Of course, we take this architecture for granted today. Most of our files and software now exist on cloud servers, and everything and everyone are connected to the Internet. When I worked for Sun Microsystems back in the 1990s, the slogan “the network is the computer” was our modus operandi and widely considered revolutionary at the time. But that was a decade after the ICON project was already putting it to good use in the classroom.

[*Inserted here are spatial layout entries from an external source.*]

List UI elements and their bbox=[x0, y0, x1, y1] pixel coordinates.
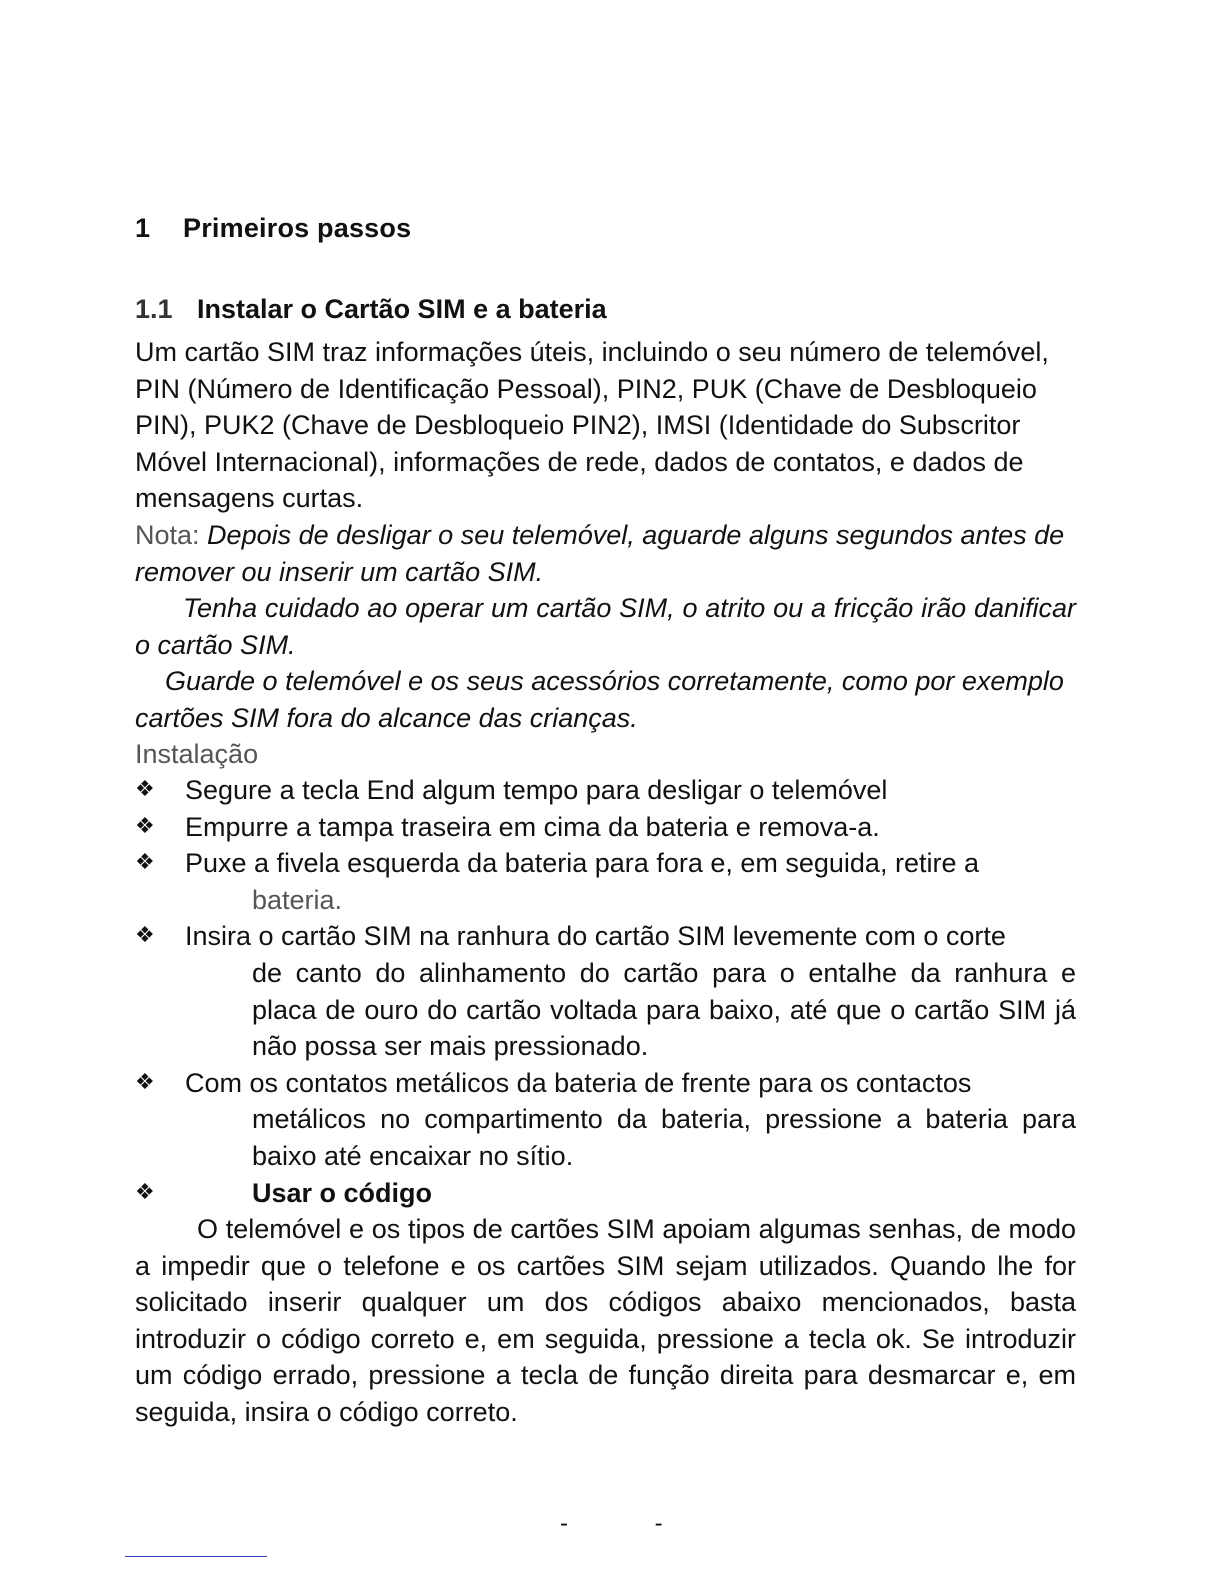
installation-steps-list bbox=[135, 772, 1076, 1211]
bullet-icon: ❖ bbox=[135, 1179, 155, 1205]
list-item bbox=[135, 918, 1076, 1064]
chapter-heading bbox=[135, 213, 411, 244]
step-text: Empurre a tampa traseira em cima da bateria e remova-a. bbox=[185, 811, 880, 842]
code-paragraph-text: O telemóvel e os tipos de cartões SIM apoiam algumas senhas, de modo a impedir que o telefone e os cartões SIM sejam utilizados. Quando lhe for solicitado inserir qualquer um dos códigos abaixo mencionados, basta introduzir o código correto e, em seguida, pressione a tecla ok. Se introduzir um código errado, pressione a tecla de função direita para desmarcar e, em seguida, insira o código correto. bbox=[135, 1214, 1076, 1427]
bullet-icon: ❖ bbox=[135, 1069, 155, 1095]
step-text: Puxe a fivela esquerda da bateria para fora e, em seguida, retire a bbox=[185, 848, 979, 879]
code-paragraph bbox=[135, 1211, 1076, 1431]
step-text-continued: metálicos no compartimento da bateria, pressione a bateria para baixo até encaixar no sítio. bbox=[252, 1104, 1076, 1171]
page-number: - - bbox=[560, 1510, 703, 1537]
note-paragraph bbox=[135, 517, 1076, 590]
bullet-icon: ❖ bbox=[135, 923, 155, 949]
bullet-icon: ❖ bbox=[135, 777, 155, 802]
section-number: 1.1 bbox=[135, 294, 173, 324]
list-item-heading bbox=[135, 1175, 1076, 1212]
section-heading bbox=[135, 294, 607, 325]
list-item bbox=[135, 809, 1076, 846]
storage-paragraph: Guarde o telemóvel e os seus acessórios corretamente, como por exemplo cartões SIM fora do alcance das crianças. bbox=[135, 666, 1064, 733]
sim-info-paragraph: Um cartão SIM traz informações úteis, incluindo o seu número de telemóvel, PIN (Número de Identificação Pessoal), PIN2, PUK (Chave de Desbloqueio PIN), PUK2 (Chave de Desbloqueio PIN2), IMSI (Identidade do Subscritor Móvel Internacional), informações de rede, dados de contatos, e dados de mensagens curtas. bbox=[135, 337, 1049, 514]
installation-heading: Instalação bbox=[135, 739, 259, 769]
list-item bbox=[135, 1065, 1076, 1175]
chapter-number: 1 bbox=[135, 213, 151, 243]
section-title: Instalar o Cartão SIM e a bateria bbox=[197, 294, 607, 324]
list-item bbox=[135, 845, 1076, 918]
step-text: Segure a tecla End algum tempo para desligar o telemóvel bbox=[185, 775, 888, 805]
bullet-icon: ❖ bbox=[135, 850, 155, 876]
list-item bbox=[135, 772, 1076, 809]
bullet-icon: ❖ bbox=[135, 813, 155, 839]
footnote-divider bbox=[125, 1556, 267, 1557]
step-text: Insira o cartão SIM na ranhura do cartão SIM levemente com o corte bbox=[185, 921, 1006, 952]
step-text-continued: bateria. bbox=[252, 884, 343, 915]
note-text: Depois de desligar o seu telemóvel, aguarde alguns segundos antes de remover ou inserir um cartão SIM. bbox=[135, 520, 1065, 587]
caution-paragraph: Tenha cuidado ao operar um cartão SIM, o atrito ou a fricção irão danificar o cartão SIM. bbox=[135, 593, 1076, 660]
step-text: Com os contatos metálicos da bateria de frente para os contactos bbox=[185, 1067, 972, 1098]
chapter-title: Primeiros passos bbox=[183, 213, 412, 243]
step-text-continued: de canto do alinhamento do cartão para o entalhe da ranhura e placa de ouro do cartão voltada para baixo, até que o cartão SIM já não possa ser mais pressionado. bbox=[252, 957, 1076, 1062]
note-label: Nota: bbox=[135, 520, 200, 550]
code-heading: Usar o código bbox=[252, 1177, 433, 1208]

Another important takeaway from the ICON project is that computing platforms should only be designed by commercial vendors, and not government organizations. While the ICON project had a solid design all around, its non-commercial nature meant that there were few software programs available for it. In fact, nearly all software created for the ICON had to be funded by a government grant. The massive software industry for the commercial Commodore, Apple and IBM PC platforms made the ICON look less practical and more costly. Worse yet, there was no way that the government could afford to keep evolving ICON hardware as fast as commercial hardware vendors at the time. In other words, the commercial PC industry made ICON hardware look obsolete very quickly. Together, these factors led to the ICON project’s demise in 1994, and I doubt we’ll ever see another government-designed computer as a result.

Regardless, I think the ICON, LEXICON and ICONET were an amazing technical achievement in 1984 and something that we should look back on fondly. Too bad nearly all of them were destroyed in 1994.